The Piano in a Factory (Gang de qin), a 2010 comedy-drama from the Chinese director Zhang Meng, is a light-hearted, quirky look of that very issue—with the Christ Child left out, of course. Set in the 1990s, the film follows Chen Guilin, an unemployed steelworker who ekes out a modest living as an earnest-but-indifferent accordionist. When his estranged wife shows up demanding a divorce, Guilin is relieved, until the wife insists on taking their daughter with her. Convinced that his daughter—as earnest and indifferent a pianist as her father is an accordionist—will stay with him only if he can assure her a real-life piano, Guilin determines to procure himself such a regal instrument, no matter the cost.
When efforts to sponge the funds from his circle of impoverished friends fall flat, Guilin turns to crime. One alcohol-fueled heist attempt later (complete with a hangover-laden night at the local police station), he settles upon an impossible scheme: he will build his own piano with the "expert" help of his rag-tag friends—a motley crowd of laid-off industrial workers, ex-cons and struggling businessmen who have little in common other than the crushing weight of personal and social failure.
Given the golden opportunity to do something worthwhile, the group responds with enthusiasm, but will the completion of this piano be the catalyst that rekindles the hopes of its many creators, or will it be yet another failure, weighing down upon an already-demoralized group?
More importantly, will Guilin recognize the extraordinary outpouring of love and friendship on the part of his companions, or will he continue to stubbornly pursue the path of self-centeredness that led to his predicament in the first place?
At first the film's symbolism seems almost too direct: a piano is made up of many diverse yet interconnected parts that rely on one another for success, just as Guilin's kaleidoscopic entourage must rely on one another in their quest.

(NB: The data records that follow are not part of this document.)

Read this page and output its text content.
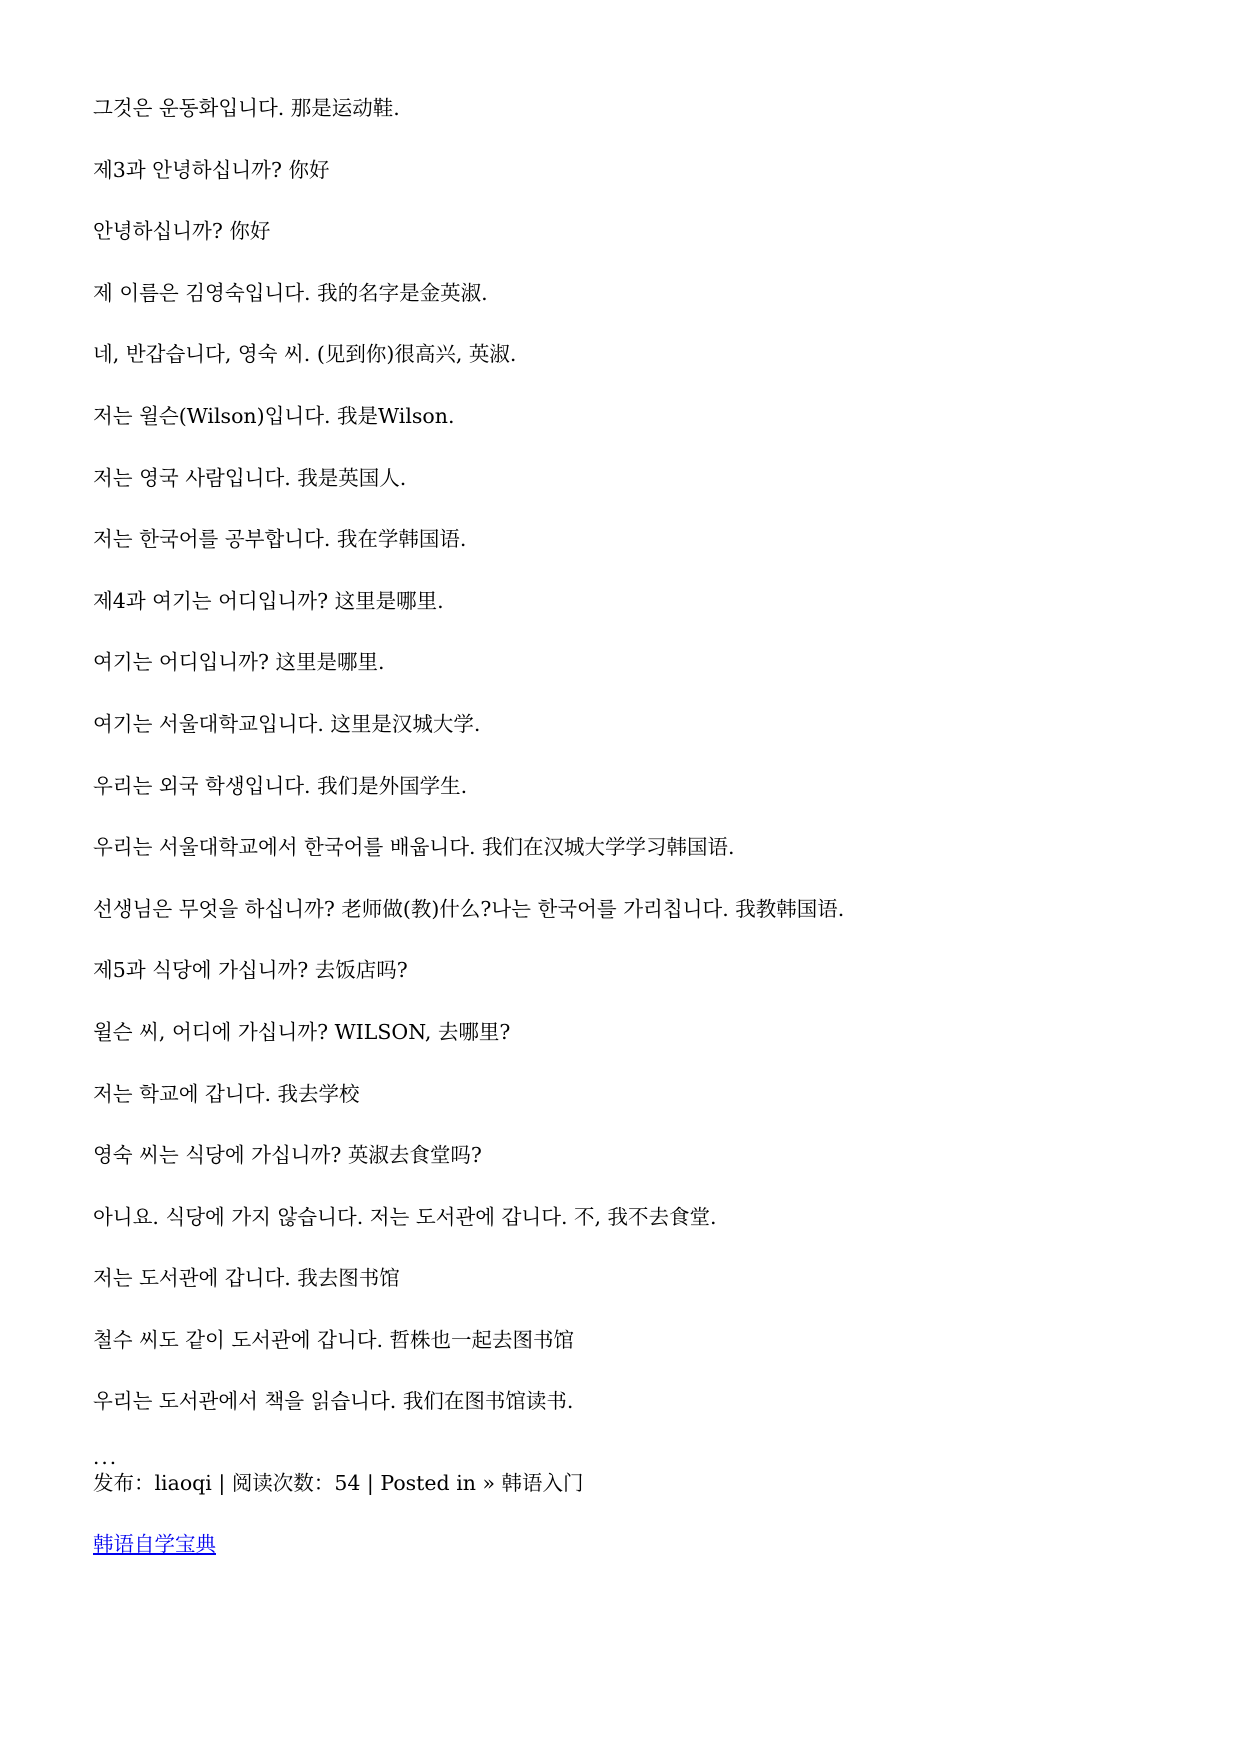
그것은 운동화입니다. 那是运动鞋.
제3과 안녕하십니까? 你好
안녕하십니까? 你好
제 이름은 김영숙입니다. 我的名字是金英淑.
네, 반갑습니다, 영숙 씨. (见到你)很高兴, 英淑.
저는 윌슨(Wilson)입니다. 我是Wilson.
저는 영국 사람입니다. 我是英国人.
저는 한국어를 공부합니다. 我在学韩国语.
제4과 여기는 어디입니까? 这里是哪里.
여기는 어디입니까? 这里是哪里.
여기는 서울대학교입니다. 这里是汉城大学.
우리는 외국 학생입니다. 我们是外国学生.
우리는 서울대학교에서 한국어를 배웁니다. 我们在汉城大学学习韩国语.
선생님은 무엇을 하십니까? 老师做(教)什么?나는 한국어를 가리칩니다. 我教韩国语.
제5과 식당에 가십니까? 去饭店吗?
윌슨 씨, 어디에 가십니까? WILSON, 去哪里?
저는 학교에 갑니다. 我去学校
영숙 씨는 식당에 가십니까? 英淑去食堂吗?
아니요. 식당에 가지 않습니다. 저는 도서관에 갑니다. 不, 我不去食堂.
저는 도서관에 갑니다. 我去图书馆
철수 씨도 같이 도서관에 갑니다. 哲株也一起去图书馆
우리는 도서관에서 책을 읽습니다. 我们在图书馆读书.
...
发布：liaoqi | 阅读次数：54 | Posted in » 韩语入门
韩语自学宝典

But the message of the film is worth being direct about: friendship and family are of incalculable importance in our lives, and we ignore that truth at the risk of our very humanity.
We Christians cannot overstate the importance of our relationship to God; it is he who knows us in our mother's womb; he who calls us by name; he who gifts our being with potential. Yet at the same time, even God does not consider us independent of our human relationships, but in our totality within them. I am not only "Joseph," I am also "Dominic's father." And that paternal relationship profoundly influences us both. At the Final Judgment, I will be called to answer not only for my own life, but for the impact I have had on the lives of my children.

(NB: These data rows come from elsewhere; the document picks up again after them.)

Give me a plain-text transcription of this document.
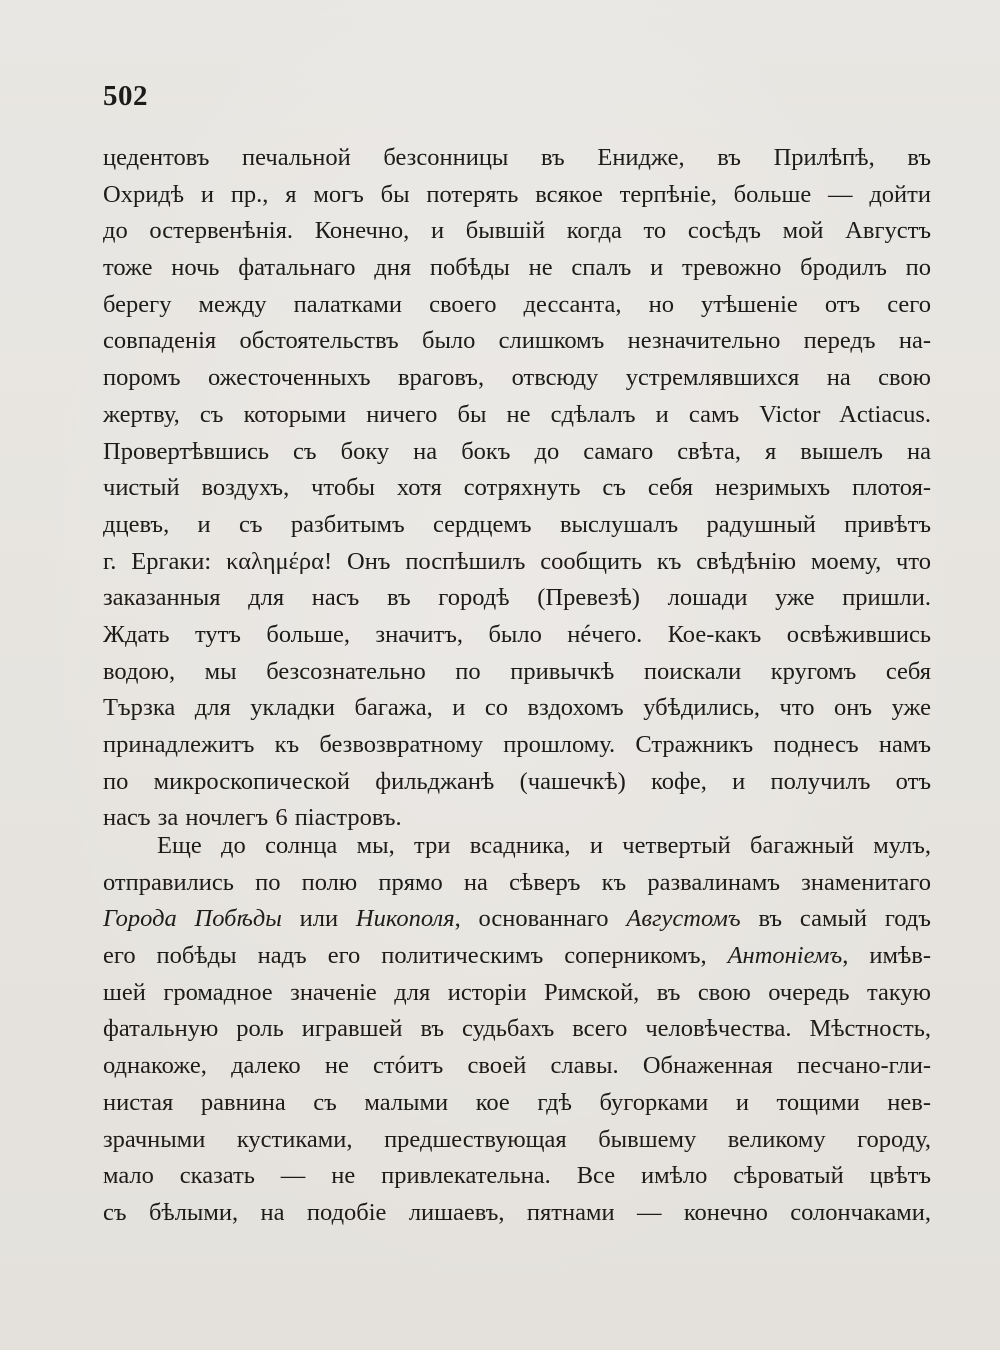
502
цедентовъ печальной безсонницы въ Енидже, въ Прилѣпѣ, въ
Охридѣ и пр., я могъ бы потерять всякое терпѣніе, больше — дойти
до остервенѣнія. Конечно, и бывшій когда то сосѣдъ мой Августъ
тоже ночь фатальнаго дня побѣды не спалъ и тревожно бродилъ по
берегу между палатками своего дессанта, но утѣшеніе отъ сего
совпаденія обстоятельствъ было слишкомъ незначительно передъ на-
поромъ ожесточенныхъ враговъ, отвсюду устремлявшихся на свою
жертву, съ которыми ничего бы не сдѣлалъ и самъ Victor Actiacus.
Провертѣвшись съ боку на бокъ до самаго свѣта, я вышелъ на
чистый воздухъ, чтобы хотя сотряхнуть съ себя незримыхъ плотоя-
дцевъ, и съ разбитымъ сердцемъ выслушалъ радушный привѣтъ
г. Ергаки: καλημέρα! Онъ поспѣшилъ сообщить къ свѣдѣнію моему, что
заказанныя для насъ въ городѣ (Превезѣ) лошади уже пришли.
Ждать тутъ больше, значитъ, было нéчего. Кое-какъ освѣжившись
водою, мы безсознательно по привычкѣ поискали кругомъ себя
Тързка для укладки багажа, и со вздохомъ убѣдились, что онъ уже
принадлежитъ къ безвозвратному прошлому. Стражникъ поднесъ намъ
по микроскопической фильджанѣ (чашечкѣ) кофе, и получилъ отъ
насъ за ночлегъ 6 піастровъ.
Еще до солнца мы, три всадника, и четвертый багажный мулъ,
отправились по полю прямо на сѣверъ къ развалинамъ знаменитаго
Города Побѣды или Никополя, основаннаго Августомъ въ самый годъ
его побѣды надъ его политическимъ соперникомъ, Антоніемъ, имѣв-
шей громадное значеніе для исторіи Римской, въ свою очередь такую
фатальную роль игравшей въ судьбахъ всего человѣчества. Мѣстность,
однакоже, далеко не стóитъ своей славы. Обнаженная песчано-гли-
нистая равнина съ малыми кое гдѣ бугорками и тощими нев-
зрачными кустиками, предшествующая бывшему великому городу,
мало сказать — не привлекательна. Все имѣло сѣроватый цвѣтъ
съ бѣлыми, на подобіе лишаевъ, пятнами — конечно солончаками,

If anyone could be expected to distance themselves from fallen human beings, it would be Christ. When Godhead speaks to Godhead, are other, lesser voices really necessary? Yet the Feast of the Holy Family and that of Mary, Mother of God, coming within the Octave of Christmas—falling hard upon the staggering realization that the Creator has condescended to be born of his creature—remind us that even the most powerful, most independent, most perfect of all human beings did not see isolation as an ideal, or something to be sought after. He did not spring suddenly among us, perfect, as did Athena. Nor did he choose to be raised by Nature's instruments, like the legendary Enkidu or Atalanta. Instead, he chose to be part of a human family—an incredibly impressive, unduplicated human family, to be sure; but a human family none the less. He chose messy interconnection. He chose intimacy.
But is this really a surprise? In one breath Christ commands us not only to love his father, but our neighbor as well. In the perfection of Eden, the Creator pronounced that it was not good for man to be alone. Our human relationships are not meant to be crutches for our imperfections, nor are they incidental to our lives. Like the strings and hammers and keys of a piano, they each have meaning, and a role to play in the creation of the song of our lives. A young man might sing out in romantic conceit that he is a craggy island, but why would he sing about it unless he expected his song to be heard, and some response to be made?
Our relationships are what make us human. Why would we expect the God-made-man to avoid them, or his church to ignore what he has embraced?